Glycopeptide Self-Assembly Modulated by Glycan Stereochemistry through Glycan-Aromatic Interactions.

Carbohydrates are often utilized to provide hydrophilicity and hydroxyl-based hydrogen bonds in self-assembling glycopeptides, affording versatile scaffolds with wide applicability in biomedical research. However, how stereochemistry of carbohydrates impacts the self-assembly process remains unclear. Here we have established a dimeric tyrosine-rich glycopeptide system for probing the corresponding hydrogelating behavior under the influence of site- and stereospecific glycosylations. Comparison of 18 glycoforms bearing monosaccharides at Tyr4 and Tyr4' shows that the glycopeptides with either α- or β-anomers exhibit contrary gelating abilities, when the glycan moieties contain axial hydroxyl groups.
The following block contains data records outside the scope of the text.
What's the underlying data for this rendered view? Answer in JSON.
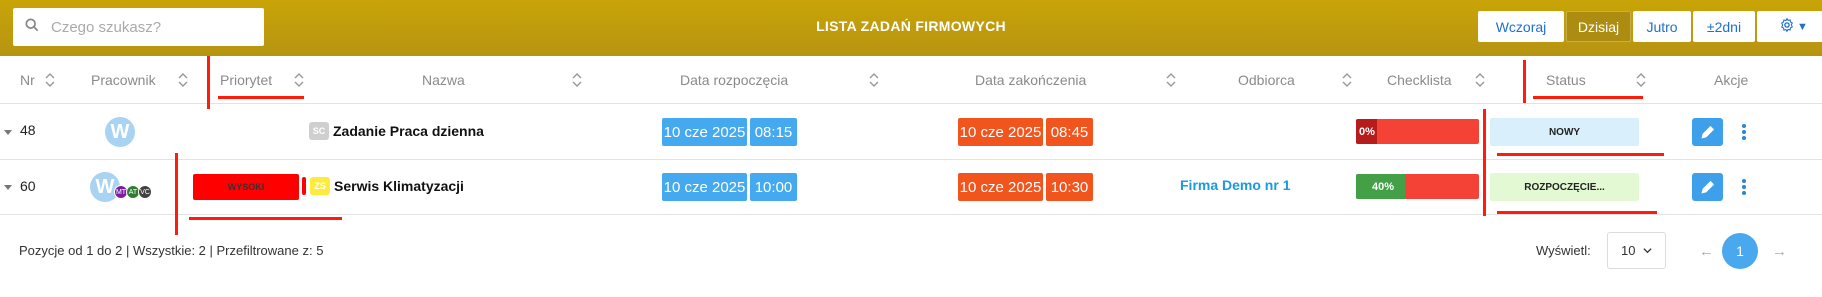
{
  "topbar": {
    "search_placeholder": "Czego szukasz?",
    "title": "LISTA ZADAŃ FIRMOWYCH",
    "date_buttons": [
      "Wczoraj",
      "Dzisiaj",
      "Jutro",
      "±2dni"
    ],
    "active_date_button": "Dzisiaj",
    "settings_caret": "▼"
  },
  "table": {
    "columns": [
      "Nr",
      "Pracownik",
      "Priorytet",
      "Nazwa",
      "Data rozpoczęcia",
      "Data zakończenia",
      "Odbiorca",
      "Checklista",
      "Status",
      "Akcje"
    ],
    "rows": [
      {
        "nr": "48",
        "avatar": "W",
        "sub_avatars": [],
        "priority": "",
        "tag": "SC",
        "tag_color": "#cfcfcf",
        "name": "Zadanie Praca dzienna",
        "start_date": "10 cze 2025",
        "start_time": "08:15",
        "end_date": "10 cze 2025",
        "end_time": "08:45",
        "recipient": "",
        "checklist_label": "0%",
        "checklist_fraction": 0.0,
        "checklist_fill_color": "#b71c1c",
        "status": "NOWY",
        "status_color": "#d9effb"
      },
      {
        "nr": "60",
        "avatar": "W",
        "sub_avatars": [
          {
            "initials": "MT",
            "color": "#7b1fa2"
          },
          {
            "initials": "AT",
            "color": "#2e7d32"
          },
          {
            "initials": "VC",
            "color": "#424242"
          }
        ],
        "priority": "WYSOKI",
        "tag": "ZS",
        "tag_color": "#ffeb3b",
        "name": "Serwis Klimatyzacji",
        "start_date": "10 cze 2025",
        "start_time": "10:00",
        "end_date": "10 cze 2025",
        "end_time": "10:30",
        "recipient": "Firma Demo nr 1",
        "checklist_label": "40%",
        "checklist_fraction": 0.4,
        "checklist_fill_color": "#43a047",
        "status": "ROZPOCZĘCIE...",
        "status_color": "#e3f9d4"
      }
    ]
  },
  "footer": {
    "summary": "Pozycje od 1 do 2 | Wszystkie: 2 | Przefiltrowane z: 5",
    "show_label": "Wyświetl:",
    "per_page": "10",
    "prev": "←",
    "current_page": "1",
    "next": "→"
  },
  "colors": {
    "topbar": "#c2a00c",
    "active_button": "#ad8c12",
    "accent_blue": "#45a9ef",
    "accent_orange": "#f2541e",
    "annotation_red": "#ff1c0a"
  }
}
A high-resolution X-ray crystallographic structure of the β-galactose-containing gelator, along with other results from spectroscopic, microscopic, and rheological experiments, indicate an unusual carbohydrate-aromatic CH-π bonding that promotes glycopeptide self-assembly. These mechanistic findings, particularly evidence obtained at the angstrom scale, illuminate an unconventional role that carbohydrates can play in building supramolecules. Potential biomaterials exploiting the CH-π bond-based stabilization, as exemplified by an enzyme-resistant hydrogel, may thus be developed.